[cfe-dev] Clarification for term "AST"

Sat Feb 23 22:28:31 PST 2013

On 2/23/2013 11:56 AM, Larry Evans wrote:
> Now, where are those problems described and where is the rationale for 
> choosing the clang data structures to solve those problems described? 
> With that information, maybe Markus would have a better idea about why 
> his suggestions wouldn't work or maybe steer him to an alternative 
> solution.

Let me preface by saying that most of my use of Clang is to do things 
that are strictly orthogonal from actually compiling C++ code.
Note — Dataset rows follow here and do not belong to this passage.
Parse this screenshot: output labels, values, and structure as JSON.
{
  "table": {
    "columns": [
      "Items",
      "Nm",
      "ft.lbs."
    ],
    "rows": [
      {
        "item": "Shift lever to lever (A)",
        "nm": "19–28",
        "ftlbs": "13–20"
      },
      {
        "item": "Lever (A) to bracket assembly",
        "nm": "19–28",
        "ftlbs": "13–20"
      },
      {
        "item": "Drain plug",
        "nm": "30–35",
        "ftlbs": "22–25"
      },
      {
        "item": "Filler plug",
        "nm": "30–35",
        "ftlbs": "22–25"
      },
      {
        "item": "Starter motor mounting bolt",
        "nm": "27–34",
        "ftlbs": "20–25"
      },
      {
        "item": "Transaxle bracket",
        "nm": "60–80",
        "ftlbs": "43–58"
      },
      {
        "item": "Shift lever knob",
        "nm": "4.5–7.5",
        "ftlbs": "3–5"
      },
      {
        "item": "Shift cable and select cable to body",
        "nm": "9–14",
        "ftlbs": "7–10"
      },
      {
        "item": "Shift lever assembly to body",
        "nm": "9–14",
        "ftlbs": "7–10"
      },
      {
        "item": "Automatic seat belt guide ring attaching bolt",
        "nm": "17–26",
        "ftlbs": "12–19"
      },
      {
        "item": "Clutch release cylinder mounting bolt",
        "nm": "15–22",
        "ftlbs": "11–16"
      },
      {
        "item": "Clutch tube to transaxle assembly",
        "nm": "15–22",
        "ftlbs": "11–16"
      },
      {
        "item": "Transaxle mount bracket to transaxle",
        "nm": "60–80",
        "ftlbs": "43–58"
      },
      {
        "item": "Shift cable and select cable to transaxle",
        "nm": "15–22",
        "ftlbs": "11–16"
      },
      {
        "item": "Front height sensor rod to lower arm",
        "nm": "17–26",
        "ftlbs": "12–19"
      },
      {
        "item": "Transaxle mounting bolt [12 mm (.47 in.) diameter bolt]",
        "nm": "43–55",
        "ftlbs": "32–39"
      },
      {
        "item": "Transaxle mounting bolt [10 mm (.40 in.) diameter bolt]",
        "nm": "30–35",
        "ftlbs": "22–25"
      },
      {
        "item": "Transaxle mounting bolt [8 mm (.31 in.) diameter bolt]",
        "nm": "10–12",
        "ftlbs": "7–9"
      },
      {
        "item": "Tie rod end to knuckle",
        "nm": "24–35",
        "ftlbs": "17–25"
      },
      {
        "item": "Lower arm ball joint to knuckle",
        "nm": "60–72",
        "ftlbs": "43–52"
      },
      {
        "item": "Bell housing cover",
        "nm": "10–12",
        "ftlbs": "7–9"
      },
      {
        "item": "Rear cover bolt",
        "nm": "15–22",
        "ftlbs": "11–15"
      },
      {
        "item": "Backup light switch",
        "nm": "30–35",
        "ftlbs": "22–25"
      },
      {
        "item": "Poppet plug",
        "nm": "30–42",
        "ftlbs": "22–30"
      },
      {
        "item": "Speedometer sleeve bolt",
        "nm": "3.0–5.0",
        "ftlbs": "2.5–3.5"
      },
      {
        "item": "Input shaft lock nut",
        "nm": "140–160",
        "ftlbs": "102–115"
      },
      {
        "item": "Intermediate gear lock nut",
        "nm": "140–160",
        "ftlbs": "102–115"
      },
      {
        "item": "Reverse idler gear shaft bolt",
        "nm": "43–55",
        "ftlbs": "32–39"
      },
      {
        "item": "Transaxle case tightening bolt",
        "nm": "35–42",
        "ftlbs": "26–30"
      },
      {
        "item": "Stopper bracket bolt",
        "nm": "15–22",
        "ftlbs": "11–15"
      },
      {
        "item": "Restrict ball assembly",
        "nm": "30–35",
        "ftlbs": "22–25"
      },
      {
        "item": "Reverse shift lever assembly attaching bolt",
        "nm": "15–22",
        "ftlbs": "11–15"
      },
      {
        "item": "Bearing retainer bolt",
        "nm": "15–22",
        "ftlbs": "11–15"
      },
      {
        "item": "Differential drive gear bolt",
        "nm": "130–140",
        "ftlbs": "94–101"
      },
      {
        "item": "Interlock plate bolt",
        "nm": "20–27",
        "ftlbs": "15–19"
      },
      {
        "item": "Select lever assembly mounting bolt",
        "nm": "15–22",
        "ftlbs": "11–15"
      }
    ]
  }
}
I can't say that I can think of a single time where I would ever want 
the raw parsed AST with no semantic analysis done on it. The kinds of 
queries you want from a C++ programs tend to start with things like 
"find all variables" or "find all functions", yet faithfully following 
the grammar (and not combining levels of the tree) would result in a lot 
of boilerplate code to do unwrapping, especially when you consider the 
contortions needed to represent something like "int (*foo(int))(double)" 
as a proper tree. From my standpoint as a user, anytime I have to 
duplicate Clang's reasoning of logic, it is a bug that Clang does not 
give me an API to do that.

Theoretical purity isn't a particularly useful design goal, since true 
purity is often (IMHO) rather pointless. C++11 defines 9 phases of 
translations, of which the first 6 can be described as lexing, the 7th 
"parse, semantic analysis, code generation, and optimization," the 8th 
linking, and the final one the runtime loader. Yet there is no practical 
reason to, for example, output the source program exactly as it is right 
after folding lines that end in a backslash. Indeed, preserving the 
ability to do this action would unnecessarily complicate later pipelines 
(you would need to attach cumbersome metadata to source files prior to 
actual tokenization, the first step of which happens in the subsequent 
phase).

Another example I can give is that the grammar represents precedence by 
explicitly doing the factoring itself, which means that you would need, 
in order to achieve theoretical purity, to wrap every multiplicative 
expression in a node which is an unary additive expression. Ignoring 
this does fail to achieve theoretical purity, since you are representing 
the AST in a manner not identical to the grammar; however, by 
sacrificing purity, you are making everybody's lives very much easier.

-- 
Joshua Cranmer
News submodule owner
DXR coauthor